Я стал подниматься по холму к развалинам белых башен. Солнце сразу взялось
за меня. Даже сквозь рубашку я чувствовал его горячие ладони. Старенькие
кеды скользили по траве, и я немного устал. Вытянул руки и лег лицом в
желтые одуванчики. Они были мягкие и пушистые. Вы замечали, что у них даже
запах какой-то пушистый? Запах летнего утра. Пахло
еще травой и землей, но этот пушистый запах был сильнее.
Лежал я недолго. Солнце слишком припекало спину, я вскочил и одним броском
добрался до остатков крепости. Только снизу они казались белыми. Здесь
камень был светло-серый, с рыжими подпалинами какого-то лишайника.
Стены почти все были разрушены. Уцелевшими выглядели только две
остроконечные шатровые башни. Совсем такие, как рисуют в книжках с русскими
сказками. А еще на холме был высокий собор с заколоченным крест-накрест
входом, полуразрушенная часовенка и низкий каменный дом. Тоже пустой.
И тихо-тихо. Ни кузнечиков, ни воробьев.
Я оглянулся на город. Увидел коричневое железо крыш, темную зелень тополей,
электричку, бегущую по желтой насыпи, два подъемных крана... Там все было
так, как нужно. А здесь было не так. Я оказался как бы на острове.
У разрушенной стены валялась чугунная пушка с выпуклым двуглавым орлом на
черной спинке. Чугун был теплый и шероховатый, весь в оспинках. Я поглядел
на уснувшую пушку, перелез через камни и вошел в густую траву. Хорошо помню
это ласковое ощущение детства: идешь по высокой траве, раздвигаешь ее
коленками, и метелки травы мягко щекочут кожу.
Мне хотелось найти старинную монету или обломок меча, но кругом были трава
и камни. Тогда и пошел к башне. Низко, за травой, темнел полукруглый вход.
Я сделал несколько шагов - пять или шесть - и ничего не случилось, но, как
мягкий толчок, меня остановило предчувствие тайны. Тайны или приключения.
Так бывает и во сне, и наяву: возникает ожидание чего-то необычного. Во сне
это чувствуешь резче.
Я остановился и стал ждать. И тут появились эти двое.
Впрочем, не было в них ничего странного. Просто двое мальчишек.
Пригнувшись, они вынырнули из похожего на туннель входа и пошли мне
навстречу.
Одному было лет одиннадцать, как мне, другому поменьше - наверное, лет
восемь.
Старшего я не сумею описать точно. Знаю только, что он был темноглазый,
тонкоплечий, с темной, косо срезанной челкой. Черты лица почти забылись, но
выражение, сосредоточенное и сдержанно-грустное, я помню очень хорошо. И
запомнилась еще такая мелочь: пуговицы на темной его рубашке шли наискосок,
словно через плечо была переброшена тонкая блестящая цепочка.

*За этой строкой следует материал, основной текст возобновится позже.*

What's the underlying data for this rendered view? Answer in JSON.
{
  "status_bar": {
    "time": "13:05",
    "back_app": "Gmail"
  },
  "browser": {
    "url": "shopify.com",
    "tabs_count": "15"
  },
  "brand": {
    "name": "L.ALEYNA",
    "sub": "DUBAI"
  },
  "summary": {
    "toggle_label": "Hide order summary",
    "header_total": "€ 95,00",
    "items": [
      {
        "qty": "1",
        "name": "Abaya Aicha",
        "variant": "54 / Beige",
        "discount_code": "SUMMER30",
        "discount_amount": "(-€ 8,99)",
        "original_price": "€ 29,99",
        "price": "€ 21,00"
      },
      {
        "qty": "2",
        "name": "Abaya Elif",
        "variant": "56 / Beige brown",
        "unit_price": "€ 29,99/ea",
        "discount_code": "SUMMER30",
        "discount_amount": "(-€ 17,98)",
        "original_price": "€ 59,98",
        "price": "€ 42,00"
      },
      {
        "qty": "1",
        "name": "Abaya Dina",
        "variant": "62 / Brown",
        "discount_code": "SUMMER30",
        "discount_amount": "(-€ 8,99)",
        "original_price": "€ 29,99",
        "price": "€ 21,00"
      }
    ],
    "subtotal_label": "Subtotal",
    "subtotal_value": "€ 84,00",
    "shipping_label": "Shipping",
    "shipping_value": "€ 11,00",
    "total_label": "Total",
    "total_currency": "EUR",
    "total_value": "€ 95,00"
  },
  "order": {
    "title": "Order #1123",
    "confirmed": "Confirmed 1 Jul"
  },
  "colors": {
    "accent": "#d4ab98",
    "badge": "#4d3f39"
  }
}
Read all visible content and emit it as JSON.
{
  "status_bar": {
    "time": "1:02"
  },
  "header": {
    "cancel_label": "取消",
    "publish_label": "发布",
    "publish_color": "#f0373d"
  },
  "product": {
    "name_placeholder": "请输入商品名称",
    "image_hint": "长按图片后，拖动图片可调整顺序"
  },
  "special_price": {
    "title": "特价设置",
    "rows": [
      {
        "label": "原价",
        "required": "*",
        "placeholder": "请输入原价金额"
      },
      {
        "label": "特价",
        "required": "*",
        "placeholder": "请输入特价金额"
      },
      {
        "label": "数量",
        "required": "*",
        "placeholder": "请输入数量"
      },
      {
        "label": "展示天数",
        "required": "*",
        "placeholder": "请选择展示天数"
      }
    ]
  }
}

Потом, когда мы узнали друг друга, я называл его по имени. Имя было
короткое и звучное. Я забыл его и не могу придумать теперь ничего похожего.
Я буду называть его Валеркой: он похож на одного знакомого Валерку. Но это
потом. А сначала он был для меня просто Мальчик, немного непонятный и
печальный.
Младшего я помню лучше. Это странно, потому что он был все время как-то
позади, за старшим братом. И не о нем, в общем-то, главная речь. Но я
запомнил его до мелочей. Ясноглазый такой, с отросшим светлым чубчиком,
который на лбу распадался на отдельные прядки. Он был в сильно выцветших
вельветовых штанишках с оттопыренными карманами и в светло-зеленой, в
мелкую клетку, рубашке. Помятая рубашка смешно разъехалась на животе, и,
как василек, голубел клочок майки.
У него были темные от въевшейся пыли коленки и стоптанные сандалии. На
левой сандалии спереди разошелся шов: получилась щель, похожая на
полуоткрытый рыбий рот. Из этого "рта" забавно торчала сухая травинка.
На переносице у малыша сидели две или три крапинки-веснушки, а на
подбородке темнела длинная царапина.
Верхняя губа у него была все время чуть приподнята. Казалось, что малыш
хочет что-то спросить и не решается.
Конечно, разглядел я все это позже. А пока мы сходились в шелестящей
высокой траве, молча и выжидательно посматривая друг на друга. Я опять
ощутил оторванность от мира. Будто я не в середине города, а в незнакомом
пустом поле, и навстречу идут люди неведомой страны. Почти сразу это
прошло, но ожидание таинственных событий осталось.
Вдали протяжно затрубил тепловоз. Оба они обернулись. Младший быстро и
порывисто, старший как-то нехотя.
- Ничего там нет, - громко сказал Мальчик.